How many years are we talking about? Is this just domestic water (bathing, cooking, etc.) or does she water a multi-acre olive grove? Honestly, 15000 euro is a huge number.

So, the question comes to mind: is she sure the people she is dealing with are legitimate? There is a scam going on in many parts of the US where the con artist calls or visits a home and insists that the resident owes hundreds or thousands of dollars to the gas/electric/water/whatever company and unless paid immediately service will be shut off, court case will be filed, etc. I read of one case where the con artist would even drive the resident to the bank so that he/she could withdraw cash and hand over to the con aratist who would then give them an "official receipt".


----------



## pudd 2 (Dec 10, 2008)

britinitaly said:


> My Nan lives in Italy and has done for a couple of decades. She lives in the south and uses a well known water company they used to send people round to check the water meter once a year and they never did. Now they say that over the years my nan owes them 15,000 euro. She saw their solicitor (bias I know) and was told she has to pay within a year or they will force her to sell the house.
> 
> I just wondered if anyone had any advice or had experienced something similar. Can they force her to pay the debt given they failed to check the meter and can they force her to sell her house. Thank any help appreciated


stay calm sounds like a scam to me , any thing legal takes for ever in Italy , cant do it now but when you get more posts I can give you details of several people who can help you , don't worry


----------



## NickZ (Jun 26, 2009)

britinitaly said:


> Can they force her to pay the debt given they failed to check the meter and can they force her to sell her house. Thank any help appreciated


Is it her principal residence? If it is and she meets the other criteria then they can't sell the house.

Prima casa, niente pignoramento ma rimane il rischio dell'ipoteca

A catch bill isn't unusual. Was she getting normal bills? How long does this bill cover?

Different towns have different water rates. Some are fairly expensive.

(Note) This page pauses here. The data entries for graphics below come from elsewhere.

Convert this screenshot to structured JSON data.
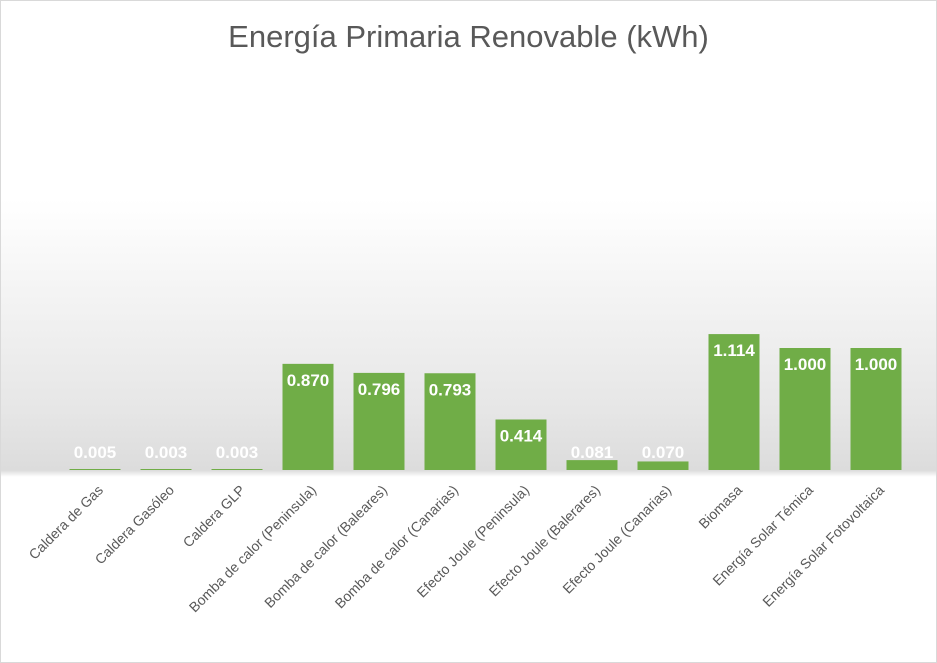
{
  "chart_data": {
    "type": "bar",
    "title": "Energía Primaria Renovable (kWh)",
    "xlabel": "",
    "ylabel": "",
    "categories": [
      "Caldera de Gas",
      "Caldera Gasóleo",
      "Caldera GLP",
      "Bomba de calor (Peninsula)",
      "Bomba de calor (Baleares)",
      "Bomba de calor (Canarias)",
      "Efecto Joule (Peninsula)",
      "Efecto Joule (Balerares)",
      "Efecto Joule (Canarias)",
      "Biomasa",
      "Energía Solar Témica",
      "Energía Solar Fotovoltaica"
    ],
    "values": [
      0.005,
      0.003,
      0.003,
      0.87,
      0.796,
      0.793,
      0.414,
      0.081,
      0.07,
      1.114,
      1.0,
      1.0
    ],
    "data_labels": [
      "0.005",
      "0.003",
      "0.003",
      "0.870",
      "0.796",
      "0.793",
      "0.414",
      "0.081",
      "0.070",
      "1.114",
      "1.000",
      "1.000"
    ],
    "ylim": [
      0,
      1.2
    ],
    "grid": false,
    "legend": "none",
    "bar_color": "#70ad47",
    "label_color": "#ffffff"
  }
}
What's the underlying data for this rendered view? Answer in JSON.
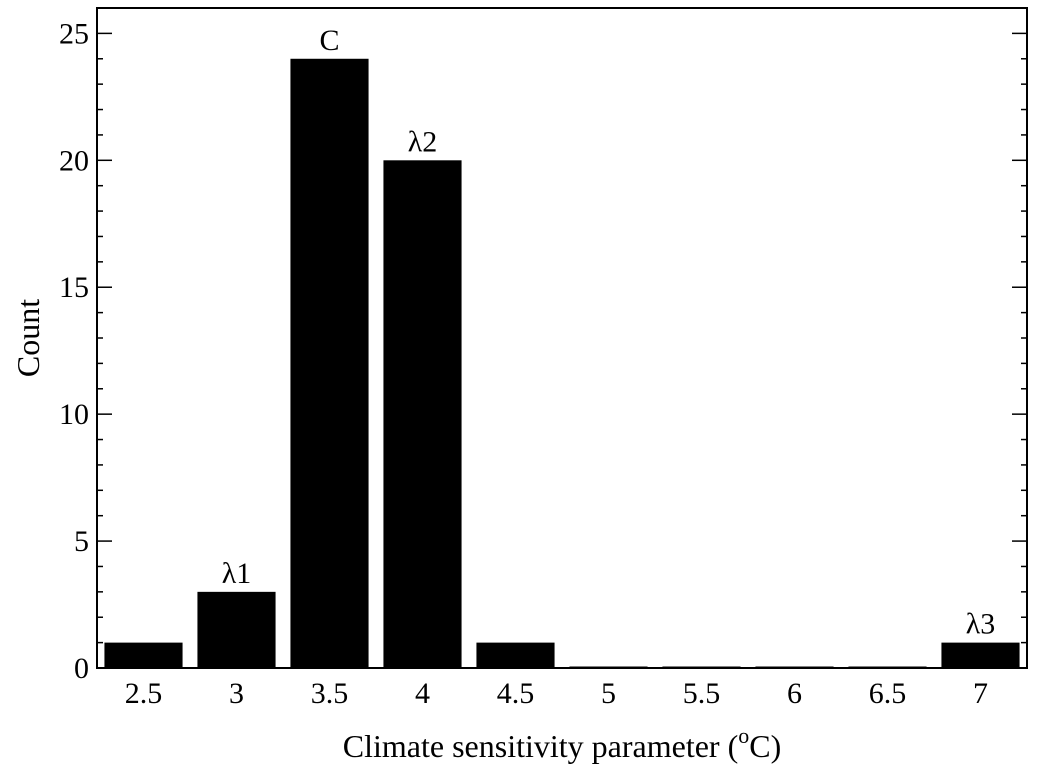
{
  "chart_data": {
    "type": "bar",
    "xlabel": "Climate sensitivity parameter (",
    "xlabel_unit_superscript": "o",
    "xlabel_unit": "C)",
    "ylabel": "Count",
    "categories": [
      "2.5",
      "3",
      "3.5",
      "4",
      "4.5",
      "5",
      "5.5",
      "6",
      "6.5",
      "7"
    ],
    "values": [
      1,
      3,
      24,
      20,
      1,
      0,
      0,
      0,
      0,
      1
    ],
    "bar_labels": [
      "",
      "λ1",
      "C",
      "λ2",
      "",
      "",
      "",
      "",
      "",
      "λ3"
    ],
    "ylim": [
      0,
      26
    ],
    "yticks": [
      0,
      5,
      10,
      15,
      20,
      25
    ],
    "y_minor_step": 1,
    "bar_color": "#000000",
    "grid": false,
    "legend": "none"
  }
}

Assuming she can manage in Italian she should look for the nearest consumer group. Various groups offer consumer protection services. 

For example

ADICONSUM Associazione Difesa Consumatori e Ambiente promossa dalla CISL

https://www.ukecc-services.net/itco.cfm


----------



## britinitaly (Mar 12, 2014)

thanks for the replies she has lived there for over 20 years, it is her main residence and the water is for normal use e.g. cooking/gardening (small garden) she paid all the bills every time for all the years it is one of the well known companies and not a scam because she went to the water board offices. They said the meter calculations have been wrong the person coming round once a year never recorded the meter readings and it has affected other people as well


----------



## NickZ (Jun 26, 2009)

Even if it was 30 years that's an average of 500 a year over what she paid . I can't imagine that. 

Was the meter ever changed? They may have miss read the starting number on the meter.

Go to one of the consumer groups.


----------



## pudd 2 (Dec 10, 2008)

britinitaly said:


> thanks for the replies she has lived there for over 20 years, it is her main residence and the water is for normal use e.g. cooking/gardening (small garden) she paid all the bills every time for all the years it is one of the well known companies and not a scam because she went to the water board offices. They said the meter calculations have been wrong the person coming round once a year never recorded the meter readings and it has affected other people as well


where exactly in Italy which commune os she in a bit more imfo would be good then for sure I can point you in the direction of someone who can help you


----------



## symbolrate (Sep 13, 2010)

britinitaly said:


> thanks for the replies she has lived there for over 20 years, it is her main residence and the water is for normal use e.g. cooking/gardening (small garden) she paid all the bills every time for all the years it is one of the well known companies and not a scam because she went to the water board offices. They said the meter calculations have been wrong the person coming round once a year never recorded the meter readings and it has affected other people as well


You say she has always paid the bills. Has she got the receipts or proof of payment. 
Re usage I have a small hous but water garden and small veg plot all throgh summer. Highest bill was for 300c.m @€0.5/lt abot €150 . So €15k sounds a scam or major error which of couse are quie common.


----------